"Are you alright Miss? You look like you've seen the wild-man!"
I jumped at suddenly being brought back to my senses. The heritage worker looked at me with a mixture of amusement and concern.
"Its just you've been up here for a long while, and the rest of your party is waiting in the gift shop".
I felt my face redden, I had been daydreaming -- its a habit of mine -- I have a tendency to lose myself for considerable periods of time, just standing and staring, sometimes in surprisingly noisy places -- and I can understand why to an outsider it might appear worrisome. However for the most part, when I disappear into myself, I'm either scheming, or I'm adventuring. On this particular occasion, it was the latter.
"No, no wild-man sightings today", I replied, slightly confused by her statement, but smiling none the less.
I was standing (and apparently had been for quite sometime) on the second floor of Orford Castle, in a reasonably spacious room, reachable only by a tight, low ceilinged passage. The room itself, so my audio guide informed me (which coincidently was narrated by a Knight who had been stationed in the Castle during the 12th century), would have been one of the most desirable sleeping quarters in the building.

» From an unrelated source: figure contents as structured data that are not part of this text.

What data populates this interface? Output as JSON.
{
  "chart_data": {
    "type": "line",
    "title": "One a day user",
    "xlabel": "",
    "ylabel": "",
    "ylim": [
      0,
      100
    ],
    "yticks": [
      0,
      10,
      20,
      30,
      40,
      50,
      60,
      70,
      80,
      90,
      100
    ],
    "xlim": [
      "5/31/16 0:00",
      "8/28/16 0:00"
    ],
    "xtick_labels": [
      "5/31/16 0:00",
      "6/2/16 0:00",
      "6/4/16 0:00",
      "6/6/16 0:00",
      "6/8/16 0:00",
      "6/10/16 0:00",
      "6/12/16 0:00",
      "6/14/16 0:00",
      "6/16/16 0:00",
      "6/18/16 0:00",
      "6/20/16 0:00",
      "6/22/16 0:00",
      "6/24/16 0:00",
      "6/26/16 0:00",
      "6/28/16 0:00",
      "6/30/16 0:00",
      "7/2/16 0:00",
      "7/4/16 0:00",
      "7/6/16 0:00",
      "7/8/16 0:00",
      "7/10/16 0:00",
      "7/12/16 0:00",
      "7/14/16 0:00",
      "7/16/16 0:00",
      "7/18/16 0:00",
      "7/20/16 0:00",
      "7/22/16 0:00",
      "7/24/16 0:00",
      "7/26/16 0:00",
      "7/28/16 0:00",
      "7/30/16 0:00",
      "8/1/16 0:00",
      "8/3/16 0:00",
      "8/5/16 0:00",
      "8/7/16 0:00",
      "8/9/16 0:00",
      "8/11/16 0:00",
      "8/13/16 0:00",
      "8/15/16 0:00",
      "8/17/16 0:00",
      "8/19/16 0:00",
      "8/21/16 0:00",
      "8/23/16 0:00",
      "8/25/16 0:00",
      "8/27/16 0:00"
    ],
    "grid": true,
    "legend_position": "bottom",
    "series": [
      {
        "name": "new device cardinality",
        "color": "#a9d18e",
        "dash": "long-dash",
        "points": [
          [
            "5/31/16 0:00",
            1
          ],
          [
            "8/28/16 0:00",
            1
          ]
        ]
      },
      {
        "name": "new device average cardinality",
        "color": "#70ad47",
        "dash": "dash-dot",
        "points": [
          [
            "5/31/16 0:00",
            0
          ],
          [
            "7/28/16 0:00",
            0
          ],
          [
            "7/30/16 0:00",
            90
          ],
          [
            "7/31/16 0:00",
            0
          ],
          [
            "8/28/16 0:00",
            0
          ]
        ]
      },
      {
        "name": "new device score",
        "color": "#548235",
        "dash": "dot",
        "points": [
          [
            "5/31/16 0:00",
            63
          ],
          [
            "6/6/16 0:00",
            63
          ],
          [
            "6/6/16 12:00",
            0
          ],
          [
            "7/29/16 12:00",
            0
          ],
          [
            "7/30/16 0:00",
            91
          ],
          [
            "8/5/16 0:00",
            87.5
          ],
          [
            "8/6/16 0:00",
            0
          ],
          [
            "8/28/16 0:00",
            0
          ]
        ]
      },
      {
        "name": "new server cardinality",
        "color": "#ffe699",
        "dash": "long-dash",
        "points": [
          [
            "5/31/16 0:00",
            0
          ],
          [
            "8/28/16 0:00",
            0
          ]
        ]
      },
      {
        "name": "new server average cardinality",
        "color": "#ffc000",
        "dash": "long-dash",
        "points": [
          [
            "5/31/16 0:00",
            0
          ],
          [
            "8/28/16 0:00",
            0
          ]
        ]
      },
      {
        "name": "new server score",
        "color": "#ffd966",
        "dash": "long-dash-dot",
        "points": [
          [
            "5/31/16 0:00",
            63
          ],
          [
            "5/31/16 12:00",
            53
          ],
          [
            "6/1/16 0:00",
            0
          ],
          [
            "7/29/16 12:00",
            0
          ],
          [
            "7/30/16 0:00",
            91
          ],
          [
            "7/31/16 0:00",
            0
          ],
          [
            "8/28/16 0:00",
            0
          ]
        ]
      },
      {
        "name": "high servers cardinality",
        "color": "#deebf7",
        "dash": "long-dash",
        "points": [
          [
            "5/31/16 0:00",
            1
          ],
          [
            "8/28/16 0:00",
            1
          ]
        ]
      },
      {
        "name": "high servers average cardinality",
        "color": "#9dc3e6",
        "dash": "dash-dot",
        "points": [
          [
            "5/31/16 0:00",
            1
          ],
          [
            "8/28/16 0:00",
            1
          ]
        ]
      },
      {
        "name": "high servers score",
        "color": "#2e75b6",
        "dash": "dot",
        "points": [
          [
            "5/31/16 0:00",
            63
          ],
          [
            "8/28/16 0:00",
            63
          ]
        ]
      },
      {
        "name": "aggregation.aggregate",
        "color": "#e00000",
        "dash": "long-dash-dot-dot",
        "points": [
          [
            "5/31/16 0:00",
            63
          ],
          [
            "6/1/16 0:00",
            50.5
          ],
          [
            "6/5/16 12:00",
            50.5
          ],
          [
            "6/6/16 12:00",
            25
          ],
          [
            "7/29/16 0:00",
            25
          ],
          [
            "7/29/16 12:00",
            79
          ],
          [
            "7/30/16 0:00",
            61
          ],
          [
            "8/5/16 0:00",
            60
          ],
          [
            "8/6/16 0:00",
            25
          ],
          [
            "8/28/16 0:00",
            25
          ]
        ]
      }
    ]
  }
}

Possibly one even used by Henry II. I had been imagining myself, a British equivalent to Joan of Arch -- sword and all -- watching a feast or festival taking place in the central, circular chamber below. I could hear the clinks of armour, the roar of laughter, the smell of meat and the sound of music (possibly a lute, or some other antiquated instrument, I don't know, I'm not a medievalist!), my senses were alive to it, I was in early medieval England. I was right there.
Orford Castle does harbour an atmosphere perfect for the daydreaming explorer. Clinging precariously to the Suffolk cliffs, this incredibly well maintained Keep (thank you English Heritage) over looks the rough, murky North Sea to its front, and the ruler-straight flatlands to its rear. In fact, so flat are these flatlands, that from the parapet the horizon appears endless, an expanse in all directions. It's nauseatingly spectacular.
Furthermore the castle is remarkably constructed (one of the only of its kind in the country -- so the Knight told me), it possesses rectangular turrets -- protruding high into the sky -- an apparently experimental and expensive feature. It's also akin to a maze inside, full of warren like tunnels opening up into larger self-contained apartments which would have been architecturally radical in its time. Orford Castle was the 'Grand Design' of 1167.
Also, it has a roof. This may seem like a ridiculous statement, but its rare to visit a castle from this period in Britain that isn't just defensive walls or dilapidated sections. The fact that you enter into Orford Castle, escaping the bitter north wind and the howl of the sea, to the musky stone silence of hard grey brick, provokes an extraordinary feeling of 'safeness', that no doubt the inhabitants of the castle felt in the 11th century. Plus it houses a well (bucket and all), and wells in my experience are wonderful atmospheric prompts, as they generally incite either fear or romance, both of which are appropriate when looking around a medieval castle.
In the gift shop, I sadly returned my narrating Knight, but cheered myself up by buying a pewter miniature version of what I assumed he probably looked like. I'm a sucker for a gift shop. Hell, I'm a sucker for a castle -- and this one was a particular treat...
Oh, and I later found out -- in the pub -- that the wild-man to which the kindly heritage worker was referring was not in fact an eccentric bearded local, rather the protagonist of a pretty fantastic legend, entitled 'The Merman of Orford'. The story, documented by one Ralph of Coggeshall in 1207 goes as follows:
'Men fishing in the sea caught in their nets a wild-man. He was naked, and like a man in all his members, covered with hair and with a long shaggy beard. He eagerly ate whatever was brought to him, but if it was raw he pressed it between his hands until all the juice was expelled. He would not talk, even when tortured and hung up by his feet. Brought into church, he showed no signs of reverence or belief. He sought his bed at sunset and always remained there until sunrise.
He was allowed to go into the sea, strongly guarded with three lines of nets, but he dived under the nets and came up again and again. Eventually he came back of his own free will. But later, he escaped and was never seen again.'
I can't help but think that the merman was more than likely a poor Dutch sailor that fell overboard, was washed ashore and then attacked by the local Orford community, but the story is nice, and the legend fun!